"Bleiben will ich wo ich nie gewesen bin" – diese Zeile aus einem Gedicht des Lyrikers und Dramatikers Thomas Brasch beschrieb nicht nur die persönlichen Dämonen des 2001 mit nur 56 Jahren verstorbenen Künstlers. Sie charakterisierte auch eine Phase, in der sich Deutschland befand, nachdem die Mauer fiel – und damit ein Teil des Landes verschwand, überging in ein ungewohntes, neues Zusammenleben. Die Berliner Musikerin Masha Qrella spürte vertraute Gefühle, als sie einen biografischen Roman von Thomas Braschs Schwester Marion las:
"Meine Familiengeschichte ist so ein bisschen ähnlich wie die der Brasch-Familie. Ich komme auch aus Ostdeutschland und bin als Kind im Osten aufgewachsen, und dann war ich so 14, als die Wende kam und klar: Ein bisschen jünger als Marion Brasch, aber die Perspektive aus der sie das geschrieben hat, das Buch, war meiner sehr ähnlich."
Kühle und sehnsüchtige Atmosphären
17 Gedichte Braschs hat die 46-jährige Sängerin und Songwriterin für das Album vertont, sie klanglich in kühle und sehnsüchtige Atmosphären gebettet, mal sphärisch-elektronisch, dann wieder ganz handfest-analog, und ihnen so zu neuem Glanz verholfen.
Gleichzeitig bietet sie mit ihren Interpretationen eine Erklärung an. Denn bei dem Regimekritiker und offiziellem "Feind der DDR" Brasch ging es neben der persönlichen auch immer um eine gesellschaftspolitische Ebene.
"In so einer Zeitblase zu sein, in der sozusagen die Regeln des Landes aus dem man kam nicht mehr existieren und die neuen noch gar nicht so richtig klar einem sind. Das war so eine Art Zwischenwelt, und die hat Thomas Brasch in seinen Gedichten fantastisch beschrieben. Und ich fühle mich eben auch manchmal heute noch in so einer Zwischenwelt und finde das auch heute total nachvollziehbar für mich."

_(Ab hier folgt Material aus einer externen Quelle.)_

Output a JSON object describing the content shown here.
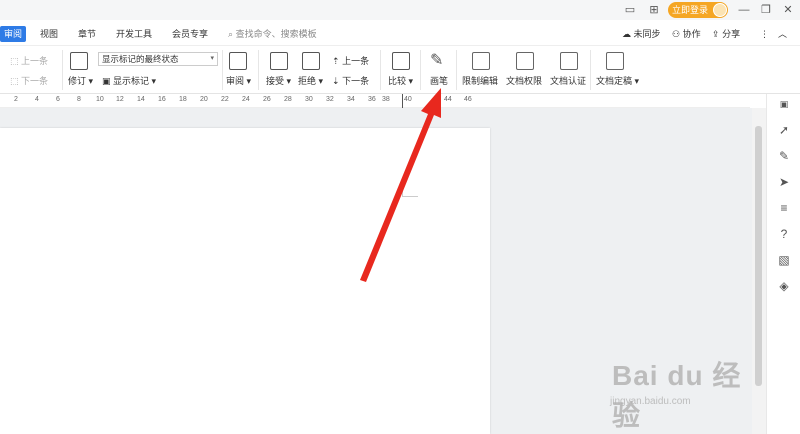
{
  "topbar": {
    "login_label": "立即登录",
    "icons": [
      "view-mode-icon",
      "grid-apps-icon",
      "minimize-icon",
      "restore-icon",
      "close-icon"
    ]
  },
  "tabs": {
    "items": [
      "审阅",
      "视图",
      "章节",
      "开发工具",
      "会员专享"
    ],
    "active": "审阅",
    "search_placeholder": "查找命令、搜索模板",
    "right": {
      "sync": "未同步",
      "collab": "协作",
      "share": "分享"
    }
  },
  "ribbon": {
    "prev_change": "上一条",
    "next_change": "下一条",
    "revise": "修订",
    "display_state": "显示标记的最终状态",
    "show_markup": "显示标记",
    "review": "审阅",
    "accept": "接受",
    "reject": "拒绝",
    "prev": "上一条",
    "next": "下一条",
    "compare": "比较",
    "pen": "画笔",
    "restrict_edit": "限制编辑",
    "doc_permission": "文档权限",
    "doc_cert": "文档认证",
    "doc_finalize": "文档定稿"
  },
  "ruler": {
    "ticks": [
      "2",
      "4",
      "6",
      "8",
      "10",
      "12",
      "14",
      "16",
      "18",
      "20",
      "22",
      "24",
      "26",
      "28",
      "30",
      "32",
      "34",
      "36",
      "38",
      "40",
      "44",
      "46"
    ]
  },
  "side_panel": {
    "icons": [
      "rocket-icon",
      "pen-icon",
      "cursor-select-icon",
      "adjust-sliders-icon",
      "help-icon",
      "image-tool-icon",
      "compass-icon"
    ]
  },
  "watermark": {
    "brand": "Bai du 经验",
    "url": "jingyan.baidu.com"
  },
  "colors": {
    "accent": "#2e7be6",
    "login": "#f5a623",
    "arrow": "#e8281e"
  }
}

Musikerkollegen wie der Tocotronic-Sänger Dirk Von Lotzow, Andreas Spechtl von der Band Ja Panik oder das Electronik-Duo Tarwater sind auf dem Album zu hören. Marion Brasch liest im Song Märchen aus Gedichten ihres Bruders. In Ton und Text entsteht auf "Woanders" das eindringliche Bild eines Schwebezustands, den viele Menschen im Laufe ihres Lebens kennengelernt haben. Und der oft Fragen nach der Relevanz von Heimat und Zugehörigkeit aufwirft.
Eindringlicher Schwebezustand
"Zum Beispiel, wenn wir den Text 'Geister' nehmen, war das einfach ein Bild, was ich versucht hab nachzuzeichnen, also 90er-Jahre, ich in so einem Klub, in so einem Technoklub, und die Musik ist da dann halt so, ich selber aber eher in so einer Zuschauerposition. Ich bin zwar da, ich habe auch diese ganze Zeit mitbekommen, aber gefühlt immer aus so einer Zuschauerperspektive, und dann in der Verarbeitung dessen habe ich dann die Elemente auch benutzt, aber ich war eigentlich nie Teil von irgendetwas, von einer Jugendkultur oder was auch immer."
"Woanders" fasziniert durch die popmusiktaugliche Modernität und Klasse von Braschs Texten, die wunderbar mit dem reservierten, aber selbstbewussten Ton von Qrellas Stimme harmonieren. Das Album lässt die unbestimmte Sehnsucht nach einer Zeit anklingen, bei der nicht wirklich wichtig ist, ob sie tatsächlich besser war. Oder schlechter. Oder einfach nur anders.